By:

Between November 2017 and September 2019, the Julian Samora Research Institute and African and African American Studies convened a series of three Black/Brown Dialogues summits to address divisions among ethno-racial minority groups that have historically hindered community development and societal progress. With the different groups tending to pursue civil rights separate from each other, they have not generated the scale of influence that could bring about broad progressive social change in society. Despite living within a racialized society in which the dominant group employs similar mechanisms of domination across groups, Latina/os and African Americans—the two largest ethno-racial minority groups in the country—have seldom developed lasting relationships and alliances that enhance their capabilities to promote a non-racialized society through structural and organizational changes at the community level.
In order to address these challenges, the summit series had as its ultimate goal the establishment of a sustainable, innovative advocacy organization or network that moves beyond traditional models of collaborative engagement (e.g., coalitions, alliances, etc.). Traditionally, such organizational frameworks tend to be based on additive or coalition models.
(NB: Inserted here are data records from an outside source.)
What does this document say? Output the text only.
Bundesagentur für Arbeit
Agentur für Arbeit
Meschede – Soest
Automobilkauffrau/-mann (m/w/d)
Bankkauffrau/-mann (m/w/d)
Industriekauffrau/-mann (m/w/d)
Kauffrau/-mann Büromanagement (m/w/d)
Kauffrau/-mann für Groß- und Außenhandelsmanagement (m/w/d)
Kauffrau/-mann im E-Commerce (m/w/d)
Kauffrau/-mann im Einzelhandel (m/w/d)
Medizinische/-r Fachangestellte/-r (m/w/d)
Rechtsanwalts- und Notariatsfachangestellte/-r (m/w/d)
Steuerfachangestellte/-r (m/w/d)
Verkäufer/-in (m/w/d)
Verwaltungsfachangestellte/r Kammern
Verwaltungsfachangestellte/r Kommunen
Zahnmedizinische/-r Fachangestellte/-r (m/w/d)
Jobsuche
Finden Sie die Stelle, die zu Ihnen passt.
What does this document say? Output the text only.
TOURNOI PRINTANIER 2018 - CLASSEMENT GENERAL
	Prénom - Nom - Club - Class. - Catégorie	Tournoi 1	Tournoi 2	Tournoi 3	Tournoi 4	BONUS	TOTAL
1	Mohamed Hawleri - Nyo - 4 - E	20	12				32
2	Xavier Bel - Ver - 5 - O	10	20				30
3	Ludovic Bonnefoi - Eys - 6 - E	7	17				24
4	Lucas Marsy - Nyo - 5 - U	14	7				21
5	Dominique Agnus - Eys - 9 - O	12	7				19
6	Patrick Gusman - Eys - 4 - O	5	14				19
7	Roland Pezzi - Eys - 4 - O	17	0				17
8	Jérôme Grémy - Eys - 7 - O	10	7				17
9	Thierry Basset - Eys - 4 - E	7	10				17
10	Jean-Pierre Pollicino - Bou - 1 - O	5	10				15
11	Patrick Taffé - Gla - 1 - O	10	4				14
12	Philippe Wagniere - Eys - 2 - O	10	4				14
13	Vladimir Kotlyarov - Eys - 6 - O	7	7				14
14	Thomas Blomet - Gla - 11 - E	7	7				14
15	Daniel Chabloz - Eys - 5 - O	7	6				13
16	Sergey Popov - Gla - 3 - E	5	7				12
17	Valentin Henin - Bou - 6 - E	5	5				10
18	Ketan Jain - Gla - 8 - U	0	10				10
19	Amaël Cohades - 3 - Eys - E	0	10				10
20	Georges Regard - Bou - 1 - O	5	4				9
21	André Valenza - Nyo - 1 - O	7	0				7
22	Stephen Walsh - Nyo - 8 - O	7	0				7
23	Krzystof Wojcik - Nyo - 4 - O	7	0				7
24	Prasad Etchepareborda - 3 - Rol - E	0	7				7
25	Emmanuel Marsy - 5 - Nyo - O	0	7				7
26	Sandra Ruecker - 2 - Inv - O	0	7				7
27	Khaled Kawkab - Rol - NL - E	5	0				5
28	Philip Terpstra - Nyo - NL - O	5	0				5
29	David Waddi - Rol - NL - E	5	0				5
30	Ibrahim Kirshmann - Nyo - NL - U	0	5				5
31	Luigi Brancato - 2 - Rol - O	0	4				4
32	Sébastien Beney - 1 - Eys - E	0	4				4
Specifically, these models of engagement tend to be single-issue based and short-lived, ending once a specific goal is reached. That is, they tend to be comprised of different organizations in which their representatives engage in limited and secondary forms of advocacy and/or action.
The summits proposed to seek an alternative approach—one based on a unifying vision for a better social order grounded in the premise that this society belongs to all groups—which shapes and informs public policies through collective action and systematic policy input and influence by current subordinate groups. Accordingly, with the goal of shifting public opinion, influencing policy discussions, and shaping the practices of public organizations, it proposes the pursuit of a better Michigan from the bottom up.
At the third and final summit in the series, the members of the Black/Brown Dialogues Founding Committee were introduced and tasked with transforming the vision laid out in the summit series into a sustainable advocacy organization that will work toward a more just, equitable, and inclusive Michigan. The members of the committee at present are Mark Fancher of the ACLU of Michigan, MSU doctoral student Joy Hannibal, Tedda Hughes of REACH Art Studio of Lansing, Marvin McKinney of University Outreach and Engagement at MSU, Don Weatherspoon (retired), Carlton Evans of McDuffie Evans, Asa Zuccaro of the Latinx Technology & Community Center of Flint, and Angela Reyes of the Detroit Hispanic Development Corporation. Members of the JSRI team remain involved with the committee in an advisory capacity as the group works toward the establishment of an independent organization.
Members of the Founding Committee have chosen as the name of the organization the North Star Alliance for Justice (NSAJ). For centuries, the North Star served as a guiding light for seafarers, and prior to the abolition of slavery in the United States, the North Star guided escaped slaves trying to make their way north toward freedom. Similarly, NSAJ will strive to serve as a guiding light for Michigan’s communities of color in the struggles for justice, equity, and inclusion. The members of the Founding Committee have drafted the following mission statement: “The North Star Alliance for Justice is a collaborative of organizations and individuals committed to the pursuit of freedom, independence, prosperity and equal rights for communities of black and brown people with histories of enslavement, territorial theft, genocide, racial and ethnic victimization, and government repression. We advocate targeted measures to make whole the black and brown communities in the state of Michigan.”